Pitching coach Dan Warthen of the Mets visits the mound...

Pitching coach Dan Warthen of the Mets visits the mound to talk to starting pitcher Zack Wheeler of the Mets and catcher Travis d'Arnaud as they face the Colorado Rockies at Coors Field on May 2, 2014 in Denver. Credit: Getty Images / Doug Pensinger

The first inning already had started to unravel Friday night when Zack Wheeler charged down the third-base line.
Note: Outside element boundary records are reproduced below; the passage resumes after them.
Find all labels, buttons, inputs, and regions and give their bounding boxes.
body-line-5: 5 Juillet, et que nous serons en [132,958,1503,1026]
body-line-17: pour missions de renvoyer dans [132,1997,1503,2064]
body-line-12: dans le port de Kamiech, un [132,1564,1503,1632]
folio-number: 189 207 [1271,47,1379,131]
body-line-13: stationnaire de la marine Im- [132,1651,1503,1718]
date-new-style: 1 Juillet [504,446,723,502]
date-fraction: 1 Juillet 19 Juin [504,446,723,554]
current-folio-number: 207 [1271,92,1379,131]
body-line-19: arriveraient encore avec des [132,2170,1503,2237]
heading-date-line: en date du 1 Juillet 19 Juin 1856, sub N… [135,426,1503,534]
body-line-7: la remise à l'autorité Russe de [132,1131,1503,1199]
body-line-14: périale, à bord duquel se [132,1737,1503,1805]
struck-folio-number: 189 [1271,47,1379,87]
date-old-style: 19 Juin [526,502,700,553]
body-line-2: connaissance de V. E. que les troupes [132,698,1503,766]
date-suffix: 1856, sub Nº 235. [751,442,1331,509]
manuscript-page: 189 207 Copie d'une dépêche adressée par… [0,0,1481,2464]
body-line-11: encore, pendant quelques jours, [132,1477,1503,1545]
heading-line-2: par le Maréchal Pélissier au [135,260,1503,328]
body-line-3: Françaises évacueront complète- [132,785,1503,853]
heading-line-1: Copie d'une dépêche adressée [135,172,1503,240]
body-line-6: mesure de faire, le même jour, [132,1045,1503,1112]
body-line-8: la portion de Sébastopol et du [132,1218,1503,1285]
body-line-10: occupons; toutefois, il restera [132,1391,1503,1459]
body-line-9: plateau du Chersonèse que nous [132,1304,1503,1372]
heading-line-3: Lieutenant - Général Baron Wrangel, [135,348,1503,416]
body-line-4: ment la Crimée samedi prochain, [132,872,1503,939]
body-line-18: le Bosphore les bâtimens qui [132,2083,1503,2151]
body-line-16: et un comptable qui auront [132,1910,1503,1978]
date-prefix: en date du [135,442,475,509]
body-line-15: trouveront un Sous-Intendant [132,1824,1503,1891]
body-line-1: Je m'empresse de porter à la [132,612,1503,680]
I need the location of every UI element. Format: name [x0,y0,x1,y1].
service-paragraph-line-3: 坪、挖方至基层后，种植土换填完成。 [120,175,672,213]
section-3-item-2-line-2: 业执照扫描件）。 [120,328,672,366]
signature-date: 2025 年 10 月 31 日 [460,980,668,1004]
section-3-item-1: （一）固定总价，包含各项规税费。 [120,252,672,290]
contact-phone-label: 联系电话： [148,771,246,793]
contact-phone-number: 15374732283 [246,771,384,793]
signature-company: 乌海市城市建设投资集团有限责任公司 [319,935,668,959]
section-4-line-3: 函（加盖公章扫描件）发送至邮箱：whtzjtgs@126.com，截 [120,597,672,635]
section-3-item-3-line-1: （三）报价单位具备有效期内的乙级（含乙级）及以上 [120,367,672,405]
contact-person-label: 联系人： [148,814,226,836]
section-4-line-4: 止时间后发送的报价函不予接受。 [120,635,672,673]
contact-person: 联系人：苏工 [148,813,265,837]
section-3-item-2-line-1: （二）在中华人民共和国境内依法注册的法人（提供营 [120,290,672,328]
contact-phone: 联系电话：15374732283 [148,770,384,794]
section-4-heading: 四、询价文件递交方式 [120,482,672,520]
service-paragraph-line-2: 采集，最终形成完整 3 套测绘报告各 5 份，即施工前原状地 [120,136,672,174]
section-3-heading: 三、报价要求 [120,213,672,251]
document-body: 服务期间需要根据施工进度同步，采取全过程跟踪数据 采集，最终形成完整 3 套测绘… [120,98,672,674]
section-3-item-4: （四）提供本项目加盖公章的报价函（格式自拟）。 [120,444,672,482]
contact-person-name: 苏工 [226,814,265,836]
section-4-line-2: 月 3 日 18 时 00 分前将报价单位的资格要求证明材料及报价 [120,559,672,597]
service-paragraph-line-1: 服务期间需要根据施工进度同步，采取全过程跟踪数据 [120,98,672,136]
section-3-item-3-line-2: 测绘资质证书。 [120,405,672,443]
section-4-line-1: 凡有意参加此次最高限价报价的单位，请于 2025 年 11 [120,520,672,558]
He was after Wilin Rosario's swinging bunt, which appeared to be headed foul.

But when he backed off to let it roll, the ball hugged the line to stay fair.

All Wheeler could do was shake his head, just one of many frustrating moments for the Mets, victims of a 10-3 drubbing by the Rockies.

"Honestly, I didn't have a clue where my ball was going today," said Wheeler, who endured the worst start of his career against baseball's most potent offense.

The Rockies' Charlie Blackmon homered and went 3-for-5, raising his average to .380. He ranks second in the NL to teammate Troy Tulowitzki (.385), who knocked in three runs.

Nolan Arenado extended his hitting streak to 22 games, the longest in baseball this season. Later, he channeled his inner Brooks Robinson by making a diving stab and unleashing a long throw from foul ground to rob Chris Young of a hit.

Wheeler lasted only four innings, his shortest outing, and allowed a career-high seven runs (six earned). For only the second time, he had only one strikeout.

"They're swinging the bats great, and we've got to figure out some way to stop them," said manager Terry Collins, whose team has been outscored 17-7 in the first two games of the series.

The Rockies' barrage forced the Mets to settle for small victories.

David Wright collected two hits. As did Juan Lagares, who led off for the second straight game ahead of the displaced Eric Young Jr.

The slumping Curtis Granderson finished 2-for-4, including a two-run homer, just his second with the Mets.

"Each day, it's trying to get a little [more] improvement than you had the previous day," Granderson said. "Today was one of those days."

Granderson is hitting just .156 but has been encouraged by the contact of late. His swing, he said, is "getting there."

But until it does, the Mets might be forced to weather more difficult nights, as they did against Rockies lefty Jorge De La Rosa.

The Mets threatened a big inning in the first against De La Rosa, but Daniel Murphy helped squash the rally when he was caught trying to steal third.

Meanwhile, the Rockies didn't miss their chances, needing only two innings to take a 6-1 lead.

Blackmon sneaked a grounder through the right side of the infield to trigger a first-inning rally. Later, Rosario's accidental infield hit knocked in the final run of a four-run first.

Tulowitzki added a two-run single in the second to put the Rockies in the driver's seat.

"They're aggressive, they're putting good swings on the ball and they're doing it to all sides of the field," Granderson said. "Everybody that comes up there is a threat."

Notes & quotes: Retiring commissioner Bud Selig didn't deviate from his standard line about the Mets. Visiting Coors Field as part of his farewell tour, Selig said he has "a lot of faith" in the controlling Wilpon family and in general manager Sandy Alderson.

"I am not the least bit concerned about the Mets' ability to compete at the major-league level, no doubt about it," Selig said in response to the Mets' relatively modest $86-million payroll.

Selig insisted that rebuilding a team through the farm system -- as the Mets have attempted -- remains a slow process. "I think the Mets are playing better," he said. "I think the Mets feel that they're better."